CVE-2014-0518 (http://nvd.nist.gov/nvd.cfm?cvename=CVE-2014-0518):
  Adobe Flash Player before 13.0.0.214 on Windows and OS X and before
  11.2.202.359 on Linux, Adobe AIR SDK before 13.0.0.111, and Adobe AIR SDK &
  Compiler before 13.0.0.111 allow attackers to bypass intended access
  restrictions via unspecified vectors, a different vulnerability than
  CVE-2014-0517, CVE-2014-0519, and CVE-2014-0520.

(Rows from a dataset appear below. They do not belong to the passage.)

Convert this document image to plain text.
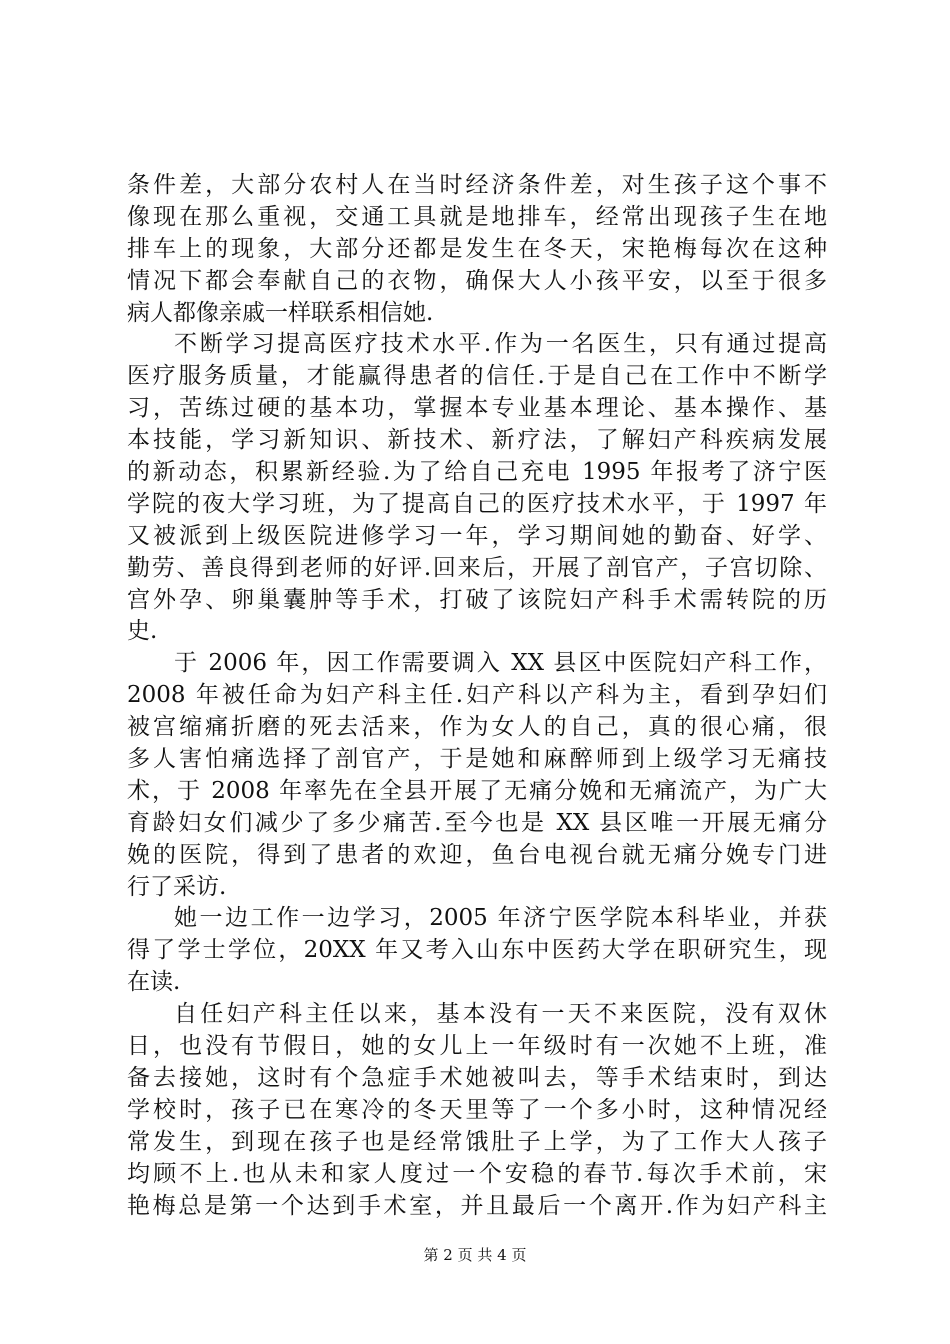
条件差，大部分农村人在当时经济条件差，对生孩子这个事不
像现在那么重视，交通工具就是地排车，经常出现孩子生在地
排车上的现象，大部分还都是发生在冬天，宋艳梅每次在这种
情况下都会奉献自己的衣物，确保大人小孩平安，以至于很多
病人都像亲戚一样联系相信她.
不断学习提高医疗技术水平.作为一名医生，只有通过提高
医疗服务质量，才能赢得患者的信任.于是自己在工作中不断学
习，苦练过硬的基本功，掌握本专业基本理论、基本操作、基
本技能，学习新知识、新技术、新疗法，了解妇产科疾病发展
的新动态，积累新经验.为了给自己充电 1995 年报考了济宁医
学院的夜大学习班，为了提高自己的医疗技术水平，于 1997 年
又被派到上级医院进修学习一年，学习期间她的勤奋、好学、
勤劳、善良得到老师的好评.回来后，开展了剖官产，子宫切除、
宫外孕、卵巢囊肿等手术，打破了该院妇产科手术需转院的历
史.
于 2006 年，因工作需要调入 XX 县区中医院妇产科工作，
2008 年被任命为妇产科主任.妇产科以产科为主，看到孕妇们
被宫缩痛折磨的死去活来，作为女人的自己，真的很心痛，很
多人害怕痛选择了剖官产，于是她和麻醉师到上级学习无痛技
术，于 2008 年率先在全县开展了无痛分娩和无痛流产，为广大
育龄妇女们减少了多少痛苦.至今也是 XX 县区唯一开展无痛分
娩的医院，得到了患者的欢迎，鱼台电视台就无痛分娩专门进
行了采访.
她一边工作一边学习，2005 年济宁医学院本科毕业，并获
得了学士学位，20XX 年又考入山东中医药大学在职研究生，现
在读.
自任妇产科主任以来，基本没有一天不来医院，没有双休
日，也没有节假日，她的女儿上一年级时有一次她不上班，准
备去接她，这时有个急症手术她被叫去，等手术结束时，到达
学校时，孩子已在寒冷的冬天里等了一个多小时，这种情况经
常发生，到现在孩子也是经常饿肚子上学，为了工作大人孩子
均顾不上.也从未和家人度过一个安稳的春节.每次手术前，宋
艳梅总是第一个达到手术室，并且最后一个离开.作为妇产科主
第 2 页 共 4 页
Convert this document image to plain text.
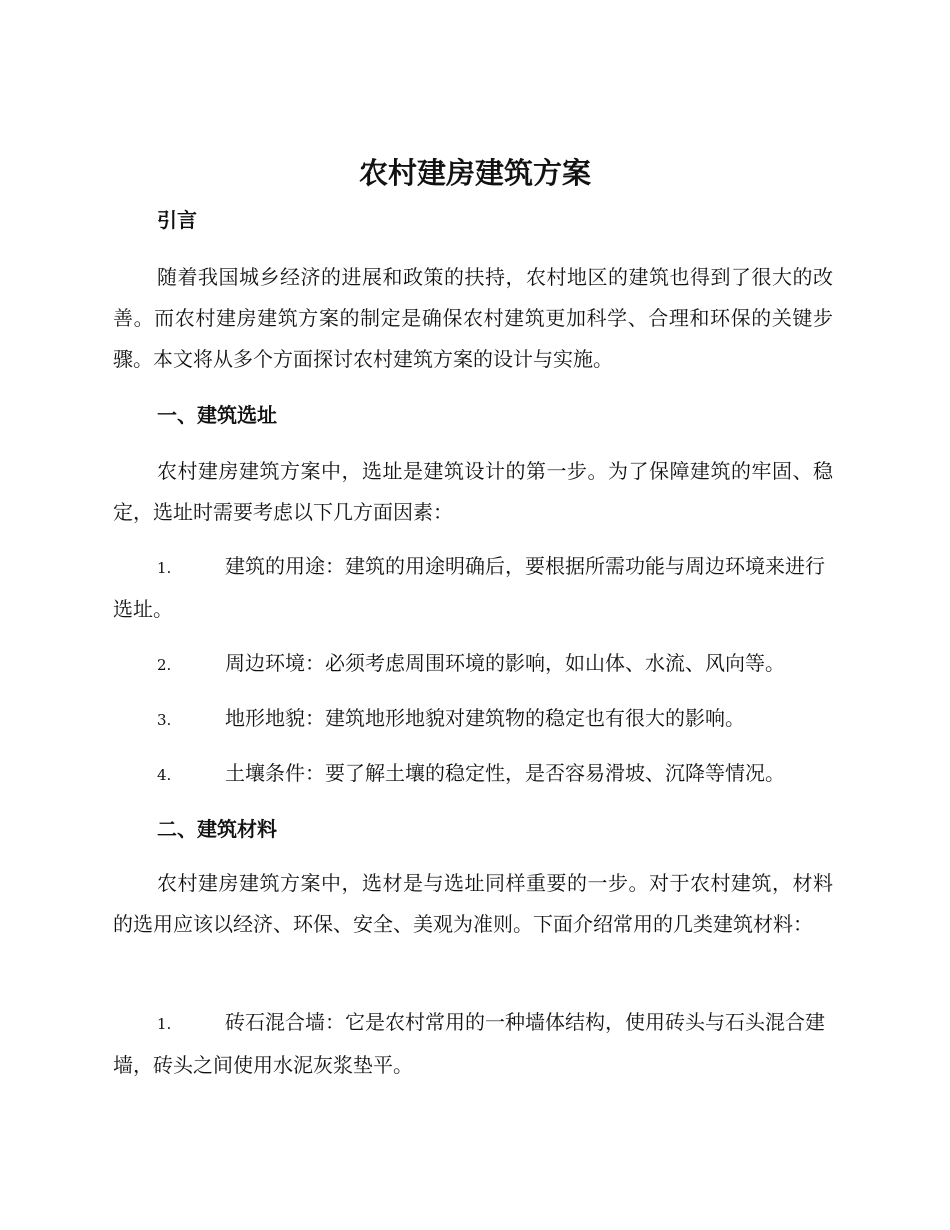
农村建房建筑方案
引言

随着我国城乡经济的进展和政策的扶持，农村地区的建筑也得到了很大的改善。而农村建房建筑方案的制定是确保农村建筑更加科学、合理和环保的关键步骤。本文将从多个方面探讨农村建筑方案的设计与实施。

一、建筑选址

农村建房建筑方案中，选址是建筑设计的第一步。为了保障建筑的牢固、稳定，选址时需要考虑以下几方面因素：

1.	建筑的用途：建筑的用途明确后，要根据所需功能与周边环境来进行选址。

2.	周边环境：必须考虑周围环境的影响，如山体、水流、风向等。

3.	地形地貌：建筑地形地貌对建筑物的稳定也有很大的影响。

4.	土壤条件：要了解土壤的稳定性，是否容易滑坡、沉降等情况。

二、建筑材料

农村建房建筑方案中，选材是与选址同样重要的一步。对于农村建筑，材料的选用应该以经济、环保、安全、美观为准则。下面介绍常用的几类建筑材料：

1.	砖石混合墙：它是农村常用的一种墙体结构，使用砖头与石头混合建墙，砖头之间使用水泥灰浆垫平。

CVE-2014-0517 (http://nvd.nist.gov/nvd.cfm?cvename=CVE-2014-0517):
  Adobe Flash Player before 13.0.0.214 on Windows and OS X and before
  11.2.202.359 on Linux, Adobe AIR SDK before 13.0.0.111, and Adobe AIR SDK &
  Compiler before 13.0.0.111 allow attackers to bypass intended access
  restrictions via unspecified vectors, a different vulnerability than
  CVE-2014-0518, CVE-2014-0519, and CVE-2014-0520.

CVE-2014-0516 (http://nvd.nist.gov/nvd.cfm?cvename=CVE-2014-0516):
  Adobe Flash Player before 13.0.0.214 on Windows and OS X and before
  11.2.202.359 on Linux, Adobe AIR SDK before 13.0.0.111, and Adobe AIR SDK &
  Compiler before 13.0.0.111 allow remote attackers to bypass the Same Origin
  Policy via unspecified vectors.

Comment 7 GLSAMaker/CVETool Bot gentoo-dev

2014-06-10 10:00:41 UTC

This issue was resolved and addressed in
 GLSA 201406-08 at http://security.gentoo.org/glsa/glsa-201406-08.xml
by GLSA coordinator Mikle Kolyada (Zlogene).